MetaflowClassificationRunner¶

The MetaflowClassificationRunner class is a subclass of BaseRunner. It provides methods to run various pipelines and retrieve artifacts from those pipelines for classification tasks in Metaflow.

Configuration¶

Required Configuration¶

The ClassificationRunner class requires the following pipelines:

process
train
deploy
predict

and the following components:

metadata_tracker
metrics_tracker
resource_version_control

and the following configuration:

train_data: The training data set. This could be a path to the data or a table name, etc.
eval_data: The evaluation data set. This could be a path to the data or a table name, etc.
prediction_data: The prediction data set. This could be a path to the data or a table name, etc.
model_target: The column name that corresponds to the model target.
drop_columns: A list of columns to remove from data before training a model or running inference.

Methods¶

process_data¶

Runs the Metaflow process pipeline, retrieves artifacts from the pipeline, and returns the processed data.

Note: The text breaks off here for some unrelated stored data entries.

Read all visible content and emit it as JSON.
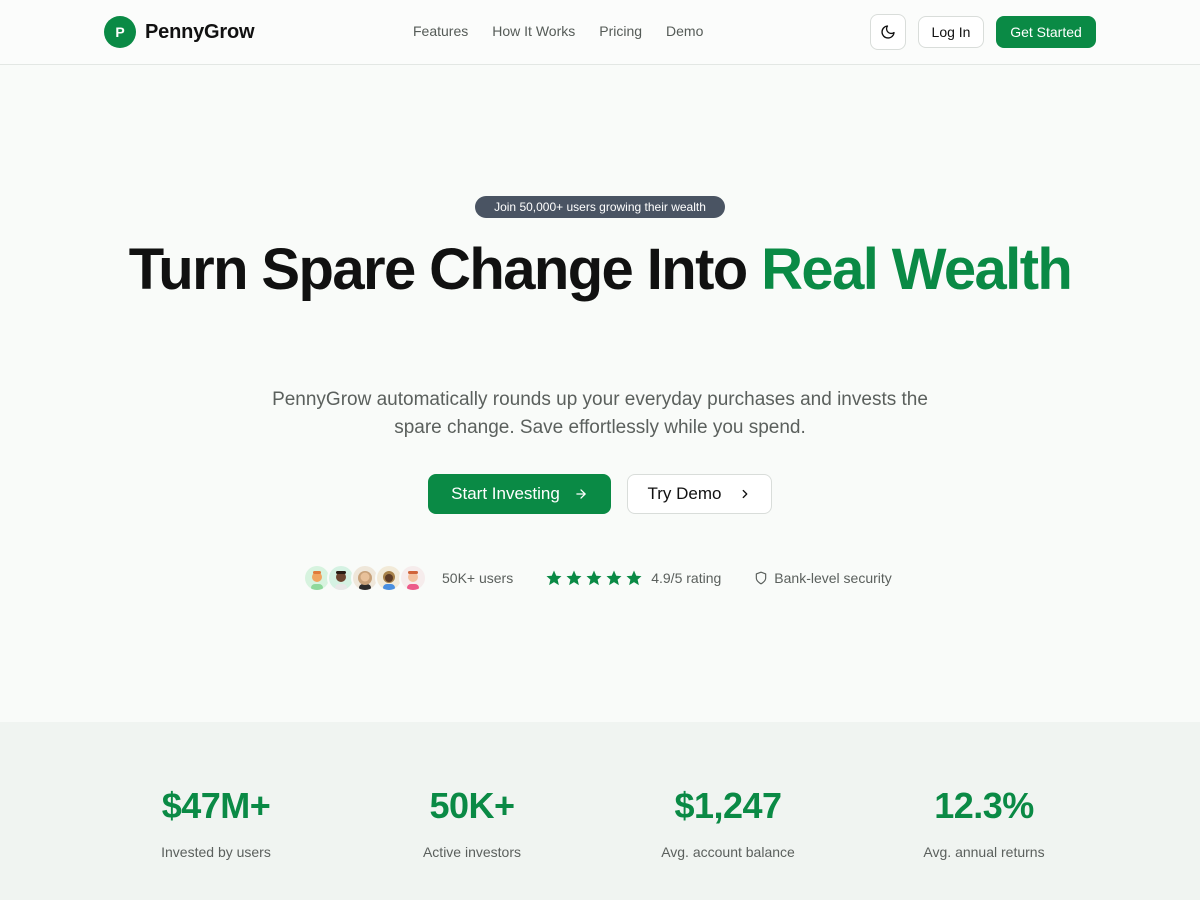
{
  "header": {
    "brand_initial": "P",
    "brand_name": "PennyGrow",
    "nav": [
      "Features",
      "How It Works",
      "Pricing",
      "Demo"
    ],
    "theme_icon": "moon-icon",
    "login_label": "Log In",
    "cta_label": "Get Started"
  },
  "hero": {
    "badge": "Join 50,000+ users growing their wealth",
    "title_main": "Turn Spare Change Into ",
    "title_accent": "Real Wealth",
    "subtitle": "PennyGrow automatically rounds up your everyday purchases and invests the spare change. Save effortlessly while you spend.",
    "primary_cta": "Start Investing",
    "secondary_cta": "Try Demo"
  },
  "proof": {
    "users_text": "50K+ users",
    "rating_text": "4.9/5 rating",
    "rating_stars": 5,
    "security_text": "Bank-level security"
  },
  "stats": [
    {
      "value": "$47M+",
      "label": "Invested by users"
    },
    {
      "value": "50K+",
      "label": "Active investors"
    },
    {
      "value": "$1,247",
      "label": "Avg. account balance"
    },
    {
      "value": "12.3%",
      "label": "Avg. annual returns"
    }
  ],
  "colors": {
    "brand_green": "#0a8a45",
    "badge_bg": "#4a5463",
    "page_bg": "#f9fbf9",
    "stats_bg": "#f0f4f1"
  }
}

def process_data(self, source="train")

Arguments:

source (str, optional): The source of data to process. Defaults to "train".

Returns:

data (dataframe): Dataframe with the processed data.
dataset_version (object): The dataset version object.

train_model¶

Runs the Metaflow train pipeline, retrieves artifacts from the pipeline, and returns the trained model artifacts.

train_model(self, data, dataset_version=None)

Arguments:

data (dataframe): Dataframe with input features and target variable.
dataset_version (object, optional): The dataset version object. Defaults to None.

Returns:

model_version (dict): Model version information.
model (sklearn.model): Trained model object.
is_new_model_better (bool): Boolean indicating whether the new model is better than the previous model.

deploy_model¶

Runs the Metaflow deploy pipeline, retrieves artifacts from the pipeline, and returns the deployment artifacts.

def deploy_model(self, model_version, model)

Arguments:

model_version (object): Model version object.
model (object): Trained model object.

Returns:

predict_data¶

Runs the Metaflow predict pipeline, retrieves artifacts from the pipeline, and returns the predicted data.

def predict_data(self, model_version, model, data, dataset_version)

Arguments:

model_version (object): Model version object.
model (object, optional): Trained model object. Defaults to None.
data (dataframe): Dataframe with input features.
dataset_version (object): The dataset version object.

Returns:

data (dataframe): Dataframe with predicted data.
prediction_job (object): The prediction job object.

evaluate_ground_truth¶

Evaluates the ground truth and prediction data, calculates metrics, and logs them.

def evaluate_ground_truth(self, prediction_job=None)

Arguments:

prediction_job (object, optional): The prediction job object. Defaults to None.

stop¶

Stops the metadata tracker.

def stop(self)

build_all¶

Runs the process, train, deploy & evaluation pipelines, retrieves artifacts from the pipelines, and logs the metrics.

def build_all(self)